We have ‘got things backwards’ therefore and this could be another way of defining the state of psychological unconsciousness – we could define it as ‘the state in which we see everything backwards’. Going back to the example we gave it to be earlier on in this discussion of the concrete-minded street preacher, we could say that he sees the literally-constructed narrative of that is provided by the rational thought-process as being ‘life’, and therefore the reward we will receive for faithfully adhering to God’s plan for us on earth is seen as being the infinite extension of this tedious rational narrative. That’s how ‘Life Eternal’ is seen by the concrete mind – as the infinite extension of what we have going on for us right now, as ‘the infinite extension of the game we are playing without knowing that we are’. Were that game (or ‘pretence’) to end we would see this to be ‘death’, which is to be regarded as a punishment for sin. But the non-concrete way of understanding this is to say that it is us believing in the rational/literal narrative that is the sin, the punishment for which is being subsumed within a hollow redundancy that we can’t see as such.

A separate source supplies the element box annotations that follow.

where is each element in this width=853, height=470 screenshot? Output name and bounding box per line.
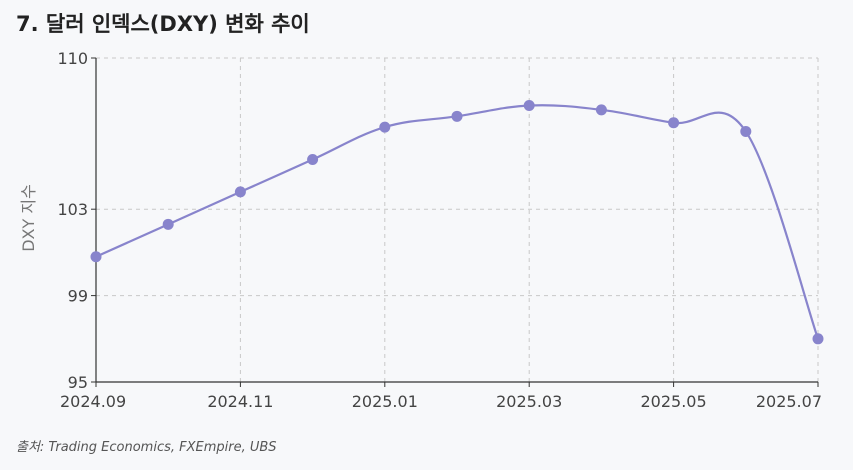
- data-point[interactable]: [451, 110, 463, 122]
- data-point[interactable]: [379, 121, 391, 133]
- data-point[interactable]: [523, 100, 535, 112]
- y-tick-label: 110: [57, 49, 88, 68]
- x-tick-label: 2025.03: [496, 392, 562, 411]
- x-tick-label: 2025.01: [352, 392, 418, 411]
- x-tick-label: 2025.05: [641, 392, 707, 411]
- data-point[interactable]: [234, 186, 246, 198]
- data-point[interactable]: [740, 125, 752, 137]
- data-point[interactable]: [90, 251, 102, 263]
- series-line: [95, 104, 820, 340]
- data-point[interactable]: [307, 154, 319, 166]
- y-tick-label: 103: [57, 200, 88, 219]
- data-point[interactable]: [162, 218, 174, 230]
- grid: [96, 57, 819, 382]
- chart-title: 7. 달러 인덱스(DXY) 변화 추이: [16, 12, 310, 36]
- y-tick-label: 95: [68, 373, 88, 392]
- x-tick-label: 2024.09: [60, 392, 126, 411]
- axes: 95 99 103 110 2024.09 2024.11 2025.01 2025.03 20…: [57, 49, 822, 411]
- y-tick-label: 99: [68, 287, 88, 306]
- series-layer: [90, 100, 824, 345]
- source-note: 출처: Trading Economics, FXEmpire, UBS: [16, 440, 277, 455]
- data-point[interactable]: [595, 104, 607, 116]
- data-point[interactable]: [812, 333, 824, 345]
- x-tick-label: 2024.11: [207, 392, 273, 411]
- x-tick-label: 2025.07: [756, 392, 822, 411]
- y-axis-title: DXY 지수: [19, 184, 38, 252]
- data-point[interactable]: [668, 117, 680, 129]
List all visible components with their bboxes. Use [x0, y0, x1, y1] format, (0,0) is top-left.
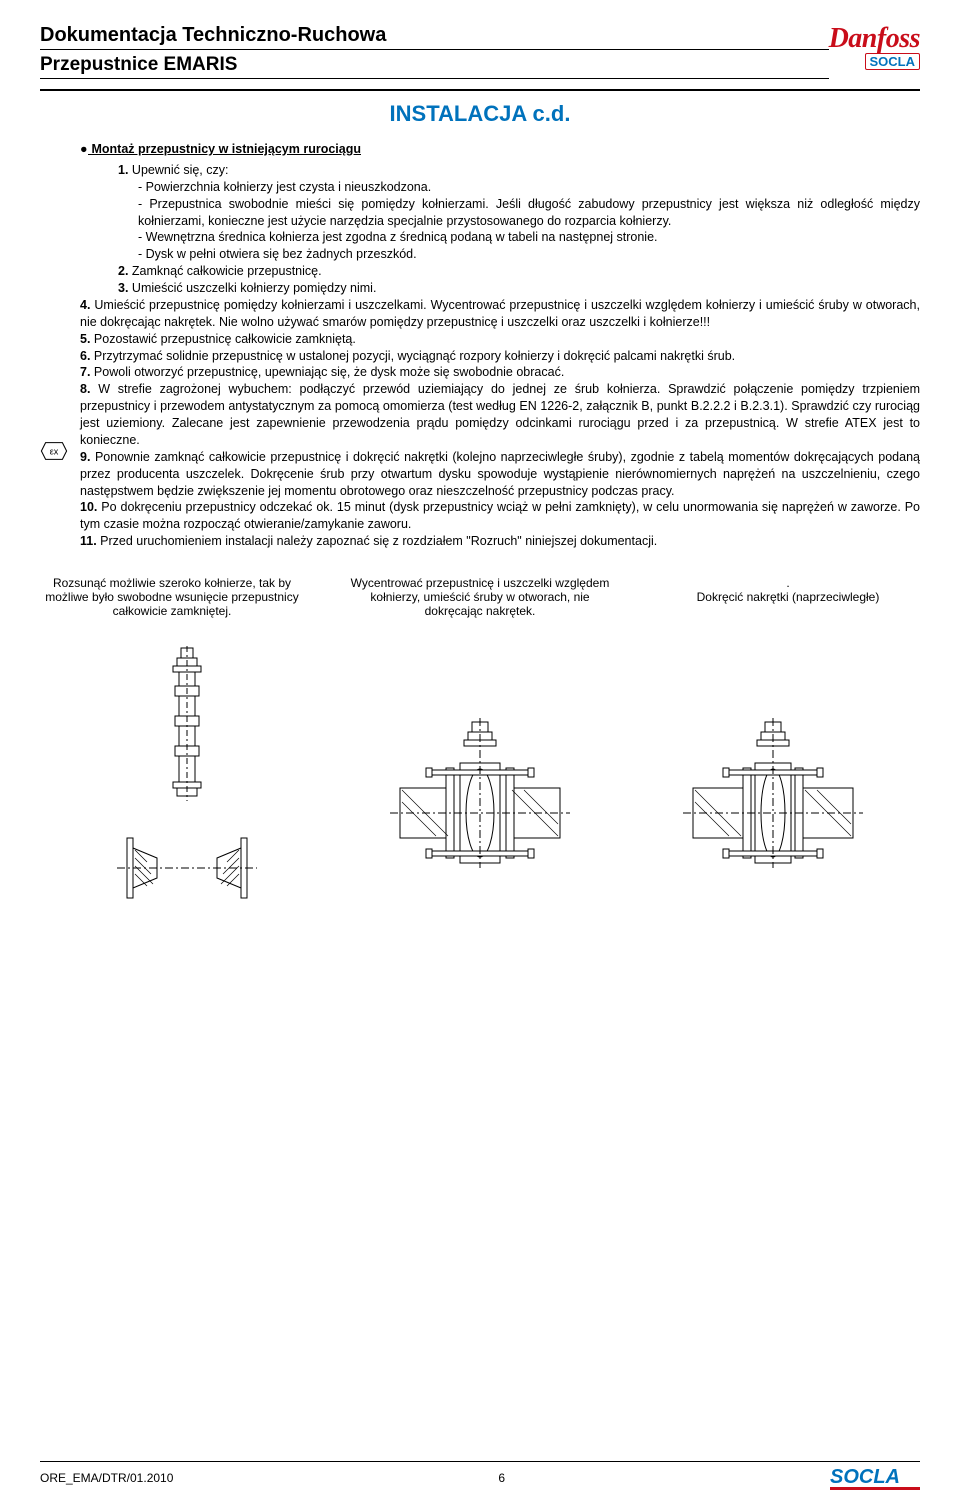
caption-3-dot: .: [786, 576, 789, 590]
instruction-text: ● Montaż przepustnicy w istniejącym ruro…: [80, 141, 920, 550]
step6-label: 6.: [80, 349, 90, 363]
header-rule-thick: [40, 89, 920, 91]
step1-c: - Wewnętrzna średnica kołnierza jest zgo…: [80, 229, 920, 246]
flanges-svg: [117, 828, 257, 908]
step9-label: 9.: [80, 450, 90, 464]
step3-text: Umieścić uszczelki kołnierzy pomiędzy ni…: [132, 281, 377, 295]
step1-b: - Przepustnica swobodnie mieści się pomi…: [80, 196, 920, 230]
page-footer: ORE_EMA/DTR/01.2010 6 SOCLA: [40, 1461, 920, 1490]
footer-rule: [40, 1461, 920, 1462]
footer-page: 6: [498, 1471, 505, 1485]
section-title: ● Montaż przepustnicy w istniejącym ruro…: [80, 141, 920, 158]
diagram-3: [641, 718, 905, 908]
step8-text: W strefie zagrożonej wybuchem: podłączyć…: [80, 382, 920, 447]
socla-logo-small: SOCLA: [865, 53, 921, 70]
doc-subtitle: Przepustnice EMARIS: [40, 54, 829, 76]
tightened-svg: [683, 718, 863, 908]
step7-label: 7.: [80, 365, 90, 379]
step7-text: Powoli otworzyć przepustnicę, upewniając…: [94, 365, 564, 379]
footer-code: ORE_EMA/DTR/01.2010: [40, 1471, 173, 1485]
header-rule-1: [40, 49, 829, 50]
page-header: Dokumentacja Techniczno-Ruchowa Przepust…: [40, 24, 920, 83]
diagram-2: [348, 718, 612, 908]
atex-icon-column: εx: [40, 141, 72, 466]
diagrams-row: [40, 628, 920, 908]
step11-text: Przed uruchomieniem instalacji należy za…: [100, 534, 657, 548]
step1-a: - Powierzchnia kołnierzy jest czysta i n…: [80, 179, 920, 196]
step3-label: 3.: [118, 281, 128, 295]
caption-1: Rozsunąć możliwie szeroko kołnierze, tak…: [40, 576, 304, 618]
footer-logo: SOCLA: [830, 1466, 920, 1490]
header-rule-2: [40, 78, 829, 79]
danfoss-logo-text: Danfoss: [829, 26, 920, 51]
step2-label: 2.: [118, 264, 128, 278]
step10-text: Po dokręceniu przepustnicy odczekać ok. …: [80, 500, 920, 531]
step5-text: Pozostawić przepustnicę całkowicie zamkn…: [94, 332, 356, 346]
caption-3: Dokręcić nakrętki (naprzeciwległe): [697, 590, 880, 604]
section-title-text: Montaż przepustnicy w istniejącym ruroci…: [91, 142, 361, 156]
step10-label: 10.: [80, 500, 97, 514]
doc-title: Dokumentacja Techniczno-Ruchowa: [40, 24, 829, 47]
step1-text: Upewnić się, czy:: [132, 163, 229, 177]
svg-text:εx: εx: [50, 447, 59, 457]
brand-logo: Danfoss SOCLA: [829, 24, 920, 71]
footer-logo-text: SOCLA: [830, 1466, 900, 1488]
diagram-captions: Rozsunąć możliwie szeroko kołnierze, tak…: [40, 576, 920, 618]
step8-label: 8.: [80, 382, 90, 396]
step5-label: 5.: [80, 332, 90, 346]
header-text-block: Dokumentacja Techniczno-Ruchowa Przepust…: [40, 24, 829, 83]
valve-side-svg: [147, 646, 227, 816]
step9-text: Ponownie zamknąć całkowicie przepustnicę…: [80, 450, 920, 498]
main-heading: INSTALACJA c.d.: [40, 101, 920, 127]
assembly-svg: [390, 718, 570, 908]
step11-label: 11.: [80, 534, 97, 548]
caption-2: Wycentrować przepustnicę i uszczelki wzg…: [348, 576, 612, 618]
step6-text: Przytrzymać solidnie przepustnicę w usta…: [94, 349, 735, 363]
step1-label: 1.: [118, 163, 128, 177]
step2-text: Zamknąć całkowicie przepustnicę.: [132, 264, 322, 278]
diagram-1: [55, 646, 319, 908]
atex-ex-icon: εx: [40, 441, 68, 461]
step4-label: 4.: [80, 298, 90, 312]
step1-d: - Dysk w pełni otwiera się bez żadnych p…: [80, 246, 920, 263]
step4-text: Umieścić przepustnicę pomiędzy kołnierza…: [80, 298, 920, 329]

Saying that the literal narrative which the thinking mind provides us with is ‘a redundancy’ means that even though there seems to be a story unfolding (and that we are flatly convinced that ‘stuff really is happening’) actually there is no story unfolding and there is nothing happening! We don’t realise this at the time it is true, but that doesn’t make any difference. Our conviction counts for nothing; our belief in the illusion counts for nothing. The moment we ‘wake up’ we realise that – in reality – there had been nothing at all happening and that the narrative question that we hung everything on (all our highs and lows) is quite fatuous. The reason nothing has been happening, and no story has been unfolding, is because the viewpoint from which he we had been (apparently) experiencing the unfolding of the rational/literal narrative does not exist. Not really exist. It only ‘existed’ because we (unwittingly) chose to for it to. Or to put this another way, the only reason there appeared to be ‘a story happening’ was because we were pretending (without knowing it) to be someone who doesn’t really exist As soon as we cease pretending to be this concrete, rationally-understood identity then the narrative that was belonging to that identity is of course revealed to be unreal. It was never really ‘a thing’ at all; it was only ‘a thing’ just as long as we falsely believed ourselves to be this non-existent concrete identity.